Du travail pour tous dans une Société libre
Henry Laufenburger, assisté de M. Domarchi, nous donne la traduction française de cet ouvrage, terminé en 1944, et dont l’épigraphe « La misère engendre la haine » donne l’atmosphère générale. La plaie du monde moderne est le chômage en temps de paix, inéluctable en économie non planifiée, dit Beveridge, parce que la somme des dépenses ne s’ajuste pas de façon à offrir le maximum de travail aux ouvriers. En temps de guerre, le chômage disparaît grâce à la progression considérable des dépenses publiques.

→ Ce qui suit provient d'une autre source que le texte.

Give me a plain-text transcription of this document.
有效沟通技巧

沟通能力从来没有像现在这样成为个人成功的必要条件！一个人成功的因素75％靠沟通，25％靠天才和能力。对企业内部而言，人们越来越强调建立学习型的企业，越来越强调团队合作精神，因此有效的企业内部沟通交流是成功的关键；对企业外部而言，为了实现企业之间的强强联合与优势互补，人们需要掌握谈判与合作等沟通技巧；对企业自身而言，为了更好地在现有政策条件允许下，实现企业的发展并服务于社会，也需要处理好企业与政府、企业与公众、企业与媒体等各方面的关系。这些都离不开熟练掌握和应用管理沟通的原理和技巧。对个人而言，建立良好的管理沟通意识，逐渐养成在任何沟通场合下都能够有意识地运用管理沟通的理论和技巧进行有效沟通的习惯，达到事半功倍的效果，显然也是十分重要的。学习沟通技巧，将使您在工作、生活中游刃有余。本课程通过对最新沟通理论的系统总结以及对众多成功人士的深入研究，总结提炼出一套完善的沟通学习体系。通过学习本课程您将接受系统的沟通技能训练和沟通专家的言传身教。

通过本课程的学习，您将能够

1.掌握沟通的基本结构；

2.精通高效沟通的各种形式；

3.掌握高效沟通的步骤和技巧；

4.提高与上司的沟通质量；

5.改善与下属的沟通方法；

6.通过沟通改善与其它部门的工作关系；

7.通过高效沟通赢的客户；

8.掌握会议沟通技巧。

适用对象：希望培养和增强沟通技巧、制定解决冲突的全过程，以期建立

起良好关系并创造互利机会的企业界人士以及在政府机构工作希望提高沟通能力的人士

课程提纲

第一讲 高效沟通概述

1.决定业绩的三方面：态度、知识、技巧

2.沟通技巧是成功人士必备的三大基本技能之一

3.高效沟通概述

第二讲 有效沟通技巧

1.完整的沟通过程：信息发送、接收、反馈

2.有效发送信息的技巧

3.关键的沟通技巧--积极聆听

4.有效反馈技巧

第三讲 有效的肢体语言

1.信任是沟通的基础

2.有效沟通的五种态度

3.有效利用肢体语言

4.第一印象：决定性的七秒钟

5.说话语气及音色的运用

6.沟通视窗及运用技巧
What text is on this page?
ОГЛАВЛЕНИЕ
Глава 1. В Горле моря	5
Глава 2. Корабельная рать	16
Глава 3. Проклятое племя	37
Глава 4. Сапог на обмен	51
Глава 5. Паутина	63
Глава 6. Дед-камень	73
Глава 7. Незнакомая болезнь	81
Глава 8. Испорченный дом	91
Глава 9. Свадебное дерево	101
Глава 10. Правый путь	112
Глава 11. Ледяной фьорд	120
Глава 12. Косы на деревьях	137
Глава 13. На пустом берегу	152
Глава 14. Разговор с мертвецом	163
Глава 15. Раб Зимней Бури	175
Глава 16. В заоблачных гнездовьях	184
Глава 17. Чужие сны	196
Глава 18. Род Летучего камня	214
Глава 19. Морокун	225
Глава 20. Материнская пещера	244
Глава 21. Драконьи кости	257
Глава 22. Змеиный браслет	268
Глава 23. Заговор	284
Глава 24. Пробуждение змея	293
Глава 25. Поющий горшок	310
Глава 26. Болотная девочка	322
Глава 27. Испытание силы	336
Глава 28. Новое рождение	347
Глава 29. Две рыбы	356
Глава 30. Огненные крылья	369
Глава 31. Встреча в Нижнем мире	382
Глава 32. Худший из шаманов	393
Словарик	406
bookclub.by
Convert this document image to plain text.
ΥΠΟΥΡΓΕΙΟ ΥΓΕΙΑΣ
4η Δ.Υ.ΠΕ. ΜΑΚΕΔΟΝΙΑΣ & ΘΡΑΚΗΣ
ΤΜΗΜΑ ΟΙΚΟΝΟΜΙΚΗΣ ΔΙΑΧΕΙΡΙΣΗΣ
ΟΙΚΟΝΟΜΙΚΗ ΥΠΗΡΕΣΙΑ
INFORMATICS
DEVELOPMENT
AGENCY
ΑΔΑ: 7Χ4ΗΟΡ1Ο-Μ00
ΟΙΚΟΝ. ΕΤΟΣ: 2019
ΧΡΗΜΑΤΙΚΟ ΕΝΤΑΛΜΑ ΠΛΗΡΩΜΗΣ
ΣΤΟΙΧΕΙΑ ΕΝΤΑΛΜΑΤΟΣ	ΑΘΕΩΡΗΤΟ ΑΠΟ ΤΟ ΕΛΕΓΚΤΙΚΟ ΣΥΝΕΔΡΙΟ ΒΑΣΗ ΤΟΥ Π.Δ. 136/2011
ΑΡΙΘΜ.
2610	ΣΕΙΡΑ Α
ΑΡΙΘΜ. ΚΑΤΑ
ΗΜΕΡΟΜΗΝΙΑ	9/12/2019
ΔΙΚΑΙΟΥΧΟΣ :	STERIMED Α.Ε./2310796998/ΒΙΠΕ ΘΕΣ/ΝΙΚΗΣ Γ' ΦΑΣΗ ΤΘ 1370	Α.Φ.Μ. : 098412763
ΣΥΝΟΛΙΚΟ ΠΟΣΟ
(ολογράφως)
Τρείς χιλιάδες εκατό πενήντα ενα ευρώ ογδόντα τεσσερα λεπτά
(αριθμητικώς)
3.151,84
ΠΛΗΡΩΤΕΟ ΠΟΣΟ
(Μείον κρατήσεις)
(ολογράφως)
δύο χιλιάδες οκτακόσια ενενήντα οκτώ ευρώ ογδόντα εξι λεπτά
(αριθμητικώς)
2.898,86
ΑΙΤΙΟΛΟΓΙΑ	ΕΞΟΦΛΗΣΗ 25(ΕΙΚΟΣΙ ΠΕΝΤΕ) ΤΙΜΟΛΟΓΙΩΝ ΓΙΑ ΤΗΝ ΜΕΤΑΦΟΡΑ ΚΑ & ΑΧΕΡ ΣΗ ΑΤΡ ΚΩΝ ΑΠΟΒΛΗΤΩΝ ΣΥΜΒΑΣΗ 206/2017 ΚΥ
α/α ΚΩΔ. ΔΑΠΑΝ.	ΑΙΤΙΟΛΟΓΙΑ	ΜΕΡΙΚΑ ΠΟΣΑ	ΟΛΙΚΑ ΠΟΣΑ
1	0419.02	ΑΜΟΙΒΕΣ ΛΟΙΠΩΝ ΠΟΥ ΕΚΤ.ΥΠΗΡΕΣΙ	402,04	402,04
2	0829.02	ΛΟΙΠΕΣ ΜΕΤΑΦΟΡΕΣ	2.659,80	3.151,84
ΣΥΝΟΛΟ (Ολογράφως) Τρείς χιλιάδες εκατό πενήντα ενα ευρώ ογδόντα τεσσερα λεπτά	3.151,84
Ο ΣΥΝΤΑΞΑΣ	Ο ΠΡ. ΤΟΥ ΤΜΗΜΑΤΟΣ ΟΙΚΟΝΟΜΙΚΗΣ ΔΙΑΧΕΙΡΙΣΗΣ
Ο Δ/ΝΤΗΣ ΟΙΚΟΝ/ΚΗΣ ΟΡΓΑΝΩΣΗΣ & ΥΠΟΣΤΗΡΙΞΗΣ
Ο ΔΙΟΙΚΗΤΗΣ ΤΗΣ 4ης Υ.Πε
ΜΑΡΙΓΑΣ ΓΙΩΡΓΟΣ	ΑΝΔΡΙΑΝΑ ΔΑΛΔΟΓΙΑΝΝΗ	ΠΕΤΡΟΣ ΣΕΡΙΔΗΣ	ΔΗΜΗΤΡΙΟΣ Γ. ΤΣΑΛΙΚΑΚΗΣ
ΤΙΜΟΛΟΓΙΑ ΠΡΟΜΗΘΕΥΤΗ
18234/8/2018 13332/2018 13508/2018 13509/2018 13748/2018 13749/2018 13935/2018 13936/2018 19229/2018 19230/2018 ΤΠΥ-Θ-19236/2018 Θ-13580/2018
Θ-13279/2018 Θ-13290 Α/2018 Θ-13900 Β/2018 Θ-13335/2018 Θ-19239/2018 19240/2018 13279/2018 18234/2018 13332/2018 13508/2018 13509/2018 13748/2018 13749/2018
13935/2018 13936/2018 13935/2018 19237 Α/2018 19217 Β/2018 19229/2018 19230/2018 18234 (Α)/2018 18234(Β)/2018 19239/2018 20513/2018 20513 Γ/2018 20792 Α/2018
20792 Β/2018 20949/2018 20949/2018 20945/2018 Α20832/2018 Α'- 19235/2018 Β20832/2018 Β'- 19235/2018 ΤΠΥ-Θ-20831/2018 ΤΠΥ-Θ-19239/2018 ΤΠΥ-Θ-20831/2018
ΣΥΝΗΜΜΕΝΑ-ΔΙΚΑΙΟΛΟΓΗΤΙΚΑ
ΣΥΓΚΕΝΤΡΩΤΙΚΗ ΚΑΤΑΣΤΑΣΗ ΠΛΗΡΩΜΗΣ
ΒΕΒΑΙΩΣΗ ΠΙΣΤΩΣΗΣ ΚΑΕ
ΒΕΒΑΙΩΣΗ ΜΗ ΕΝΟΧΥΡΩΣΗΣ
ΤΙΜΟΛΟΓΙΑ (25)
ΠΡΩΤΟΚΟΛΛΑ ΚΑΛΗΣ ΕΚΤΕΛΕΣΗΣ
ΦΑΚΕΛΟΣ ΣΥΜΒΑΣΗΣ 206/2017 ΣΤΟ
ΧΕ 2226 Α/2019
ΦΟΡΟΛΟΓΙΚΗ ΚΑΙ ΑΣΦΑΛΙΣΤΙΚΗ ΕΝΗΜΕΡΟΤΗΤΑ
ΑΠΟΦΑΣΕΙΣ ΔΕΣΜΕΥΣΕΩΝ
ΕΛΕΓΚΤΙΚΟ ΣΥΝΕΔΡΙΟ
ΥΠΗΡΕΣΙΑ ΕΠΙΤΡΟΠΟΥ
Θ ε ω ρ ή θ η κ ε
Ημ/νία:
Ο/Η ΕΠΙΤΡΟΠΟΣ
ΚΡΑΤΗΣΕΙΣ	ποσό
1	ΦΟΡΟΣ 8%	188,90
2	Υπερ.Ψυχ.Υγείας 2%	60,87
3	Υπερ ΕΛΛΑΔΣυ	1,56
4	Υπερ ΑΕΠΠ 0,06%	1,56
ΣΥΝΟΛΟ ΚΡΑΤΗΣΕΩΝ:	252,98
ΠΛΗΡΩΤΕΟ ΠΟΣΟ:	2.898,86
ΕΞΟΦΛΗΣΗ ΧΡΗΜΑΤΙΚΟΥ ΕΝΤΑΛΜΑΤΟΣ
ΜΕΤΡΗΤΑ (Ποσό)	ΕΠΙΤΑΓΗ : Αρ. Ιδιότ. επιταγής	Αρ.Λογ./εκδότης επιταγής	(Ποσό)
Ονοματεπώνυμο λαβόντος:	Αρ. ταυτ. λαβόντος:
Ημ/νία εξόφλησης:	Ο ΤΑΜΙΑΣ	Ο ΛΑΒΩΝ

En temps de paix, Beveridge prétend arriver à réduire la masse des chômeurs à un minimum incompressible de 3 % (contre 14 % entre les deux guerres en Angleterre) grâce à trois facteurs : d’abord, un décaissement suffisant, assuré par l’État, de façon à fournir du travail à tout le monde (c’est l’abandon délibéré de l’équilibre budgétaire) ; puis, le contrôle de la localisation des entreprises et l’organisation de la mobilité du travail. Toute cette politique implique, pour sa réussite, une « conscience sociale » qui s’analyse en cinq propositions : une stricte discipline du travail, des salaires justes (pour la fixation desquels les pouvoirs des syndicats seront forcément diminués), une sage politique des prix, un contrôle de l’État sur les monopoles et les cartels, enfin, le respect « conditionnel » de la liberté privée. Au terme de cette lecture, on se prend à penser que le chemin qui mène à la société « libre » de Beveridge ressemble fort à « La Route de la Servitude » décrite par Hayek.